Il 22 Novembre la potentissima flotta giapponese è concentrata nella baia deserta di Hitokappa, nell'isola di Etorofu, la più meridionale delle Curili, in attesa di salpare.

La mattina del 26 le navi partono in direzione di Levante e, affrontando  zone di maltempo, ma di scarso traffico commerciale che dovevano evitare loro cattivi incontri, puntano da nord su Pearl Harbor, in attesa del messaggio in codice che indicava che le trattative diplomatiche con gli Stati Uniti erano state rotte e aveva prevalso l'alternativa dell'attacco immediato e fulmineo: "Niitaka Yama Nobora" che tradotto letteralmente voleva significare: "Scalate il monte Niitaka". Attraverso tempeste, nebbie e venti gelidi, le truppe avanzano verso l'obiettivo, con una marcia lenta ed estenuante in mezzo all'oceano.
Il lunedì 1 dicembre alle ore 13, la radio della portaerei Akagi capta le quattro parole attese che mettono in moto la macchina bellica giapponese e il 2 l'ammiraglio Nagumo rivela agli equipaggi lo scopo del viaggio. Il 4, grazie a una spia che operava a Honolulu, il dentista giapponese Motokazu Mori, Nagumo apprende che a Pearl Harbor non erano stati ancora montati i congegni antisiluro ricevuti recentemente dagli Stati Uniti e quindi l'attacco risultava agevolato. Il comandante delle operazioni aeree, capitano di vascello Fuchida, è avvertito che, arrivato con i suoi stormi sulla rada nemica, dovrà darne l'annunci ripetendo tre volte la parola "Tora", cioè "tigre"; il 6 dicembre, a notte fatta, la flotta salpò definitivamente contro il suo obiettivo e, dato che gli americani ascoltavano alla radio programmi ricreativi, vi era la consapevolezza che essi non sospettassero nulla.
A Washington ormai nessuno sperava più nella pace e la decifrazione dei codici giapponesi permetteva di seguire momento per momento gli eventi che precipitavano verso la guerra, specie dopo che il segretario di stato, Hull, aveva posto ai giapponesi condizioni praticamente inaccettabili: rottura del patto tripartito con Germania e Italia, evacuazione  della Cina e dell'Indocina, riconoscimento di Chang Kai-shek. Tuttavia nessuno sembrava intuire l'eventualità di un attacco.

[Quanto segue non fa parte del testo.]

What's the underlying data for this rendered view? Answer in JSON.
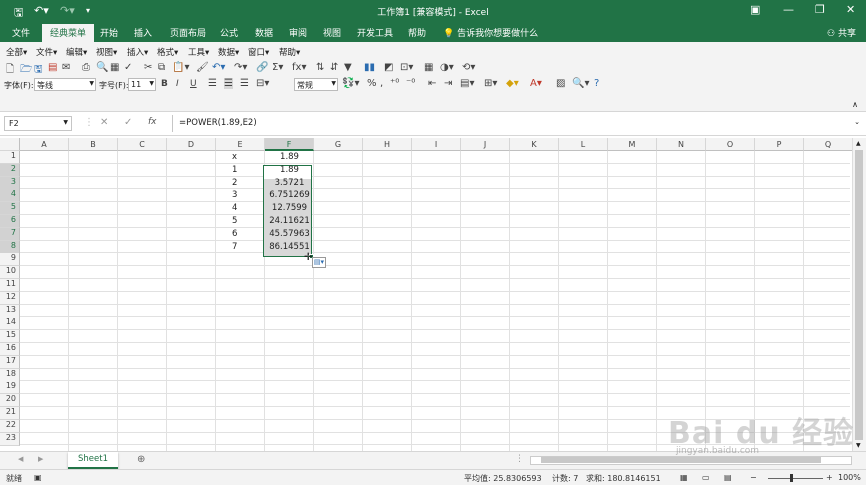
{
  "window": {
    "title": "工作簿1 [兼容模式] - Excel",
    "accent": "#217346"
  },
  "quick_access": {
    "save_icon": "save-icon",
    "undo_icon": "undo-icon",
    "redo_icon": "redo-icon"
  },
  "tabs": [
    "文件",
    "经典菜单",
    "开始",
    "插入",
    "页面布局",
    "公式",
    "数据",
    "审阅",
    "视图",
    "开发工具",
    "帮助"
  ],
  "tell_me": "告诉我你想要做什么",
  "share": "共享",
  "menu": [
    "全部",
    "文件",
    "编辑",
    "视图",
    "插入",
    "格式",
    "工具",
    "数据",
    "窗口",
    "帮助"
  ],
  "toolbar2": {
    "font_label": "字体(F):",
    "font_value": "等线",
    "size_label": "字号(F):",
    "size_value": "11",
    "number_format": "常规",
    "bold": "B",
    "italic": "I",
    "underline": "U"
  },
  "formula_bar": {
    "name_box": "F2",
    "cancel": "✕",
    "enter": "✓",
    "fx": "fx",
    "formula": "=POWER(1.89,E2)"
  },
  "grid": {
    "columns": [
      "A",
      "B",
      "C",
      "D",
      "E",
      "F",
      "G",
      "H",
      "I",
      "J",
      "K",
      "L",
      "M",
      "N",
      "O",
      "P",
      "Q"
    ],
    "selected_column": "F",
    "rows": [
      "1",
      "2",
      "3",
      "4",
      "5",
      "6",
      "7",
      "8",
      "9",
      "10",
      "11",
      "12",
      "13",
      "14",
      "15",
      "16",
      "17",
      "18",
      "19",
      "20",
      "21",
      "22",
      "23"
    ],
    "e_values": [
      "x",
      "1",
      "2",
      "3",
      "4",
      "5",
      "6",
      "7"
    ],
    "f_values": [
      "1.89",
      "1.89",
      "3.5721",
      "6.751269",
      "12.7599",
      "24.11621",
      "45.57963",
      "86.14551"
    ]
  },
  "sheet": {
    "name": "Sheet1",
    "add": "⊕"
  },
  "status": {
    "ready": "就绪",
    "average": "平均值: 25.8306593",
    "count": "计数: 7",
    "sum": "求和: 180.8146151",
    "zoom": "100%"
  },
  "watermark": {
    "text": "Bai du 经验",
    "url": "jingyan.baidu.com"
  }
}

La rada di Pearl Harbor, in una foto aerea

A Pearl Harbor era ancora in vigore il servizio di pace e non vi erano timori, infatti la base era considerata come la sola ragionevolmente equipaggiata, dato che disponeva per la sua difesa di nove corazzate, tre portaerei,  dodici incrociatori pesanti e nove leggeri, 27 sommergibili, due divisioni di fanteria che comprendevano circa 43mila uomini, 1107 pezzi contraerei terrestri imbarcati e 227 aerei, di cui 152 da caccia. Così quando i piloti giapponesi  vennero avvistati, l'ufficiale di guardia, tenente Kermit Tyler rispose che non vi doveva essere preoccupazione.
Intorno alle 7.50 del 7 Dicembre, venne lanciata la prima bomba dai 183 aerei inviati da Nagumo e il capitano Fuchida lancia per radio il messaggio "Tora, Tora, Tora" e tutti i piloti si concentrarono nell'attacco a sette corazzate ancorate al centro della rada di Pearl Harbor, che erano state scelte come primo obiettivo: i primi cinque siluri colpirono in pieno la prua e la poppa dell'Oklahoma sulla quale saltarono impianto elettrico e si bloccarono i cannoni; lo scafo si squarciò in tre parti e in breve tempo la corazzata affondò. La seconda ad essere affondata fu la California che fu colta in pieno prima da due siluri e poi da una bomba da 250 chili che distrusse la corazzata con una tremenda esplosione, facendola rovesciare sul fondo melmoso del porto. Gli aerei nipponici si scagliarono poi contro l'Arizona, che venne poi subito centrata da un siluro sotto poppa e colpita da una bomba sulla coperta. E' poi la volta della West Virginia, demolita con tre siluri, della Tennessee, raggiunta da due bombe perforanti sulla tolda e, infine, della Pennysilvania, la nave ammiraglia della flotta sul Pacifico, la quale, pur essendo protetta da due cacciatorpediniere e ricoverata in bacino, fu raggiunta da una bomba e devastata da un incendio; altre due bombe aprirono poi spaventose falle nel ponte della Maryland.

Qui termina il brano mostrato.